Much research has been done in the last few years and it is becoming evident that the best way to plant your new plants is to not add anything back into your hole other than the dirt that was removed from it. If you add any fertilizers to the hole you will encourage the roots to stay in the hole close to the plants. You will not have the roots reaching out for water and nutrients. The fertilizer may initially show growth but over time you will have a weaker plant. This is especially true for shrubs and trees and can lead to the tree/shrubs not being well anchored and over time not thriving. When planting your trees and shrubs it is also important to rough up the roots and remove some of the soil in the container. You want your roots to be fanning out from the trunk not still contracted in the shape of the pot. If there is any burlap or wire around the roots remove that as well. When planting it is important to not plant to deep. When you look at the trunk you will see where the main roots branch off. This spot should be at ground level not below.

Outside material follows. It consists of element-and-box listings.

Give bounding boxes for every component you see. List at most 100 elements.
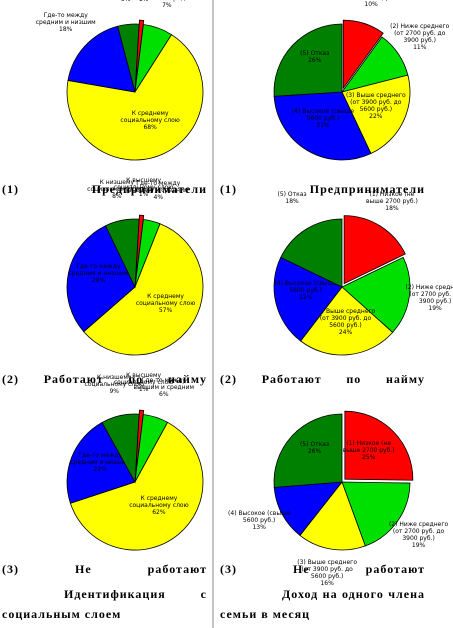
slice-value: 1% [138, 386, 149, 394]
slice-category: К высшему социальному слою [113, 177, 174, 192]
slice-value: 19% [428, 305, 442, 313]
slice-value: 22% [298, 293, 313, 301]
slice-label-box: К низшему социальному слою 9% [82, 374, 146, 395]
slice-value: 26% [308, 57, 322, 65]
chart-title: (3) Не работают [2, 562, 207, 576]
slice-category: (3) Выше среднего (от 3900 руб. до 5600 … [315, 308, 376, 330]
slice-label: (3) Выше среднего (от 3900 руб. до 5600 … [315, 308, 376, 337]
slice-category: (1) Низкое (не выше 2700 руб.) [365, 191, 418, 206]
slice-label-box: (1) Низкое (не выше 2700 руб.) 25% [337, 440, 401, 461]
slice-label: Где-то между высшим и средним7% [135, 0, 199, 9]
slice-label-box: Где-то между средним и низшим 29% [66, 263, 130, 284]
slice-category: (5) Отказ [277, 191, 307, 199]
slice-category: Где-то между высшим и средним [135, 0, 199, 2]
pie-slice [341, 256, 411, 333]
slice-value: 19% [411, 541, 426, 549]
caption: Идентификация с социальным слоем [2, 587, 207, 621]
slice-label: (4) Высокое (свыше 5600 руб.)22% [274, 279, 337, 301]
slice-category: Где-то между средним и низшим [35, 12, 96, 27]
pie-slice [273, 91, 372, 161]
pie-slice [273, 256, 343, 342]
slice-label: (2) Ниже среднего (от 2700 руб. до 3900 … [388, 23, 452, 51]
slice-label-box: (5) Отказ 26% [283, 50, 347, 64]
slice-value: 1% [138, 191, 149, 199]
slice-label-box: Где-то между высшим и средним 4% [126, 180, 190, 201]
pie-slice [342, 19, 384, 90]
slice-value: 24% [338, 329, 353, 337]
chart-title: (2) Работают по найму [2, 372, 207, 386]
slice-value: 62% [152, 508, 166, 516]
slice-category: К среднему социальному слою [129, 494, 189, 509]
slice-category: (3) Выше среднего (от 3900 руб. до 5600 … [345, 91, 406, 113]
slice-category: К среднему социальному слою [135, 292, 196, 307]
slice-value: 29% [91, 277, 106, 285]
slice-label-box: К среднему социальному слою 62% [127, 495, 191, 516]
slice-label-box: К среднему социальному слою 57% [134, 293, 198, 314]
slice-label-box: К среднему социальному слою 68% [118, 110, 182, 131]
slice-label-box: Где-то между средним и низшим 18% [34, 12, 98, 33]
chart-title: (3) Не работают [220, 562, 425, 576]
chart-title: (1) Предприниматели [220, 182, 425, 196]
slice-category: (2) Ниже среднего (от 2700 руб. до 3900 … [405, 284, 453, 306]
slice-category: (3) Выше среднего (от 3900 руб. до 5600 … [297, 558, 357, 580]
slice-label-box: (3) Выше среднего (от 3900 руб. до 5600 … [344, 92, 408, 120]
slice-label-box: (1) Низкое (не выше 2700 руб.) 18% [360, 191, 424, 212]
slice-value: 8% [112, 192, 122, 200]
slice-value: 25% [361, 453, 376, 461]
slice-category: Где-то между средним и низшим [68, 263, 129, 278]
slice-category: (2) Ниже среднего (от 2700 руб. до 3900 … [388, 520, 449, 542]
pie-slice [300, 286, 394, 356]
chart-title: (1) Предприниматели [2, 182, 207, 196]
slice-label-box: (3) Выше среднего (от 3900 руб. до 5600 … [295, 559, 359, 587]
pie-slice [280, 218, 343, 288]
slice-label-box: (5) Отказ 26% [283, 441, 347, 455]
slice-label: (4) Высокое (свыше 5600 руб.)31% [291, 108, 355, 129]
slice-category: К низшему социальному слою [84, 374, 144, 389]
slice-value: 22% [369, 112, 383, 120]
slice-category: (5) Отказ [300, 50, 330, 58]
slice-label: (1) Низкое (не выше 2700 руб.)25% [337, 440, 401, 461]
slice-value: 13% [252, 524, 266, 532]
slice-label-box: (4) Высокое (свыше 5600 руб.) 13% [227, 510, 291, 531]
slice-value: 5% [94, 0, 158, 3]
slice-category: К среднему социальному слою [120, 110, 180, 125]
pie-slice [66, 34, 204, 161]
slice-category: (1) Низкое (не выше 2700 руб.) [342, 439, 395, 454]
slice-value: 22% [93, 466, 107, 474]
slice-label: (4) Высокое (свыше 5600 руб.)13% [227, 510, 291, 531]
slice-value: 6% [159, 390, 169, 398]
pie-slice [83, 223, 204, 356]
slice-label: (1) Низкое (не выше 2700 руб.)10% [345, 0, 397, 8]
slice-value: 1% [112, 0, 176, 3]
pie-slice [341, 481, 411, 547]
slice-value: 7% [162, 1, 172, 9]
pie-slice [66, 421, 136, 504]
slice-label-box: Где-то между высшим и средним7% [135, 0, 199, 9]
slice-category: Где-то между средним и низшим [70, 452, 131, 467]
slice-value: 18% [59, 26, 73, 34]
slice-label: (2) Ниже среднего (от 2700 руб. до 3900 … [405, 284, 453, 313]
caption: Доход на одного члена семьи в месяц [220, 587, 425, 621]
slice-category: (4) Высокое (свыше 5600 руб.) [291, 108, 355, 123]
slice-value: 18% [285, 198, 299, 206]
slice-category: (4) Высокое (свыше 5600 руб.) [274, 279, 337, 294]
slice-value: 16% [320, 579, 334, 587]
slice-value: 4% [153, 193, 164, 201]
slice-label: (3) Выше среднего (от 3900 руб. до 5600 … [295, 559, 359, 587]
slice-category: (5) Отказ [299, 440, 330, 448]
slice-label-box: (2) Ниже среднего (от 2700 руб. до 3900 … [388, 23, 452, 51]
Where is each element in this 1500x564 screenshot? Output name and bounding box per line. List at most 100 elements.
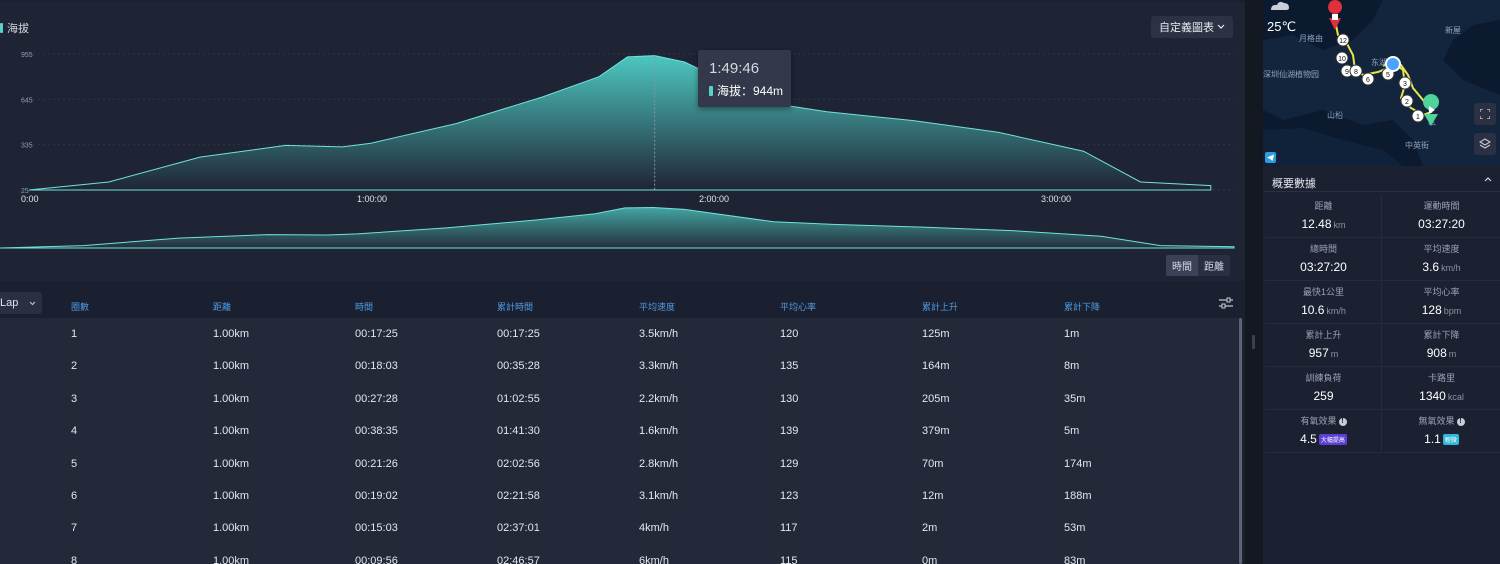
summary-label-text: 訓練負荷 (1305, 373, 1342, 383)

This guide from our library further talks about planting trees and shrubs. http://www.torontomastergardeners.ca/gardeningguides/planting-a-tree-a-toronto-master-gardeners-guide/
Many of the plants you mention have a range of needs. For example: the grasses will want nitrogen to grow well but the flowering plants will not need the same amounts of nitrogen as that will increase green growth but not flower growth. Different hybrids and species of each of these plants will be a little different. It is important to pick the hybrids and species that most closely require the environment you have in your garden. If you can do this it will decrease maintenance and possibly frustration and lead to a more beautiful display. Labels on the plants themselves should help guide you to choosing plants that are suited for your soil and will have the correct size and shape to fit into your design.
There are many articles already in our library which discuss the many different plants you list. I have pulled some links from the library for you but there are many more.
You mention that you want ivy as a ground cover. Please be aware that it is on the invasive species list for Ontario and will need some extra care. This link will give you that information. http://www.invadingspecies.com/invasive-ground-covers/.
Good luck with your project and with careful planning you should have a wonderful garden.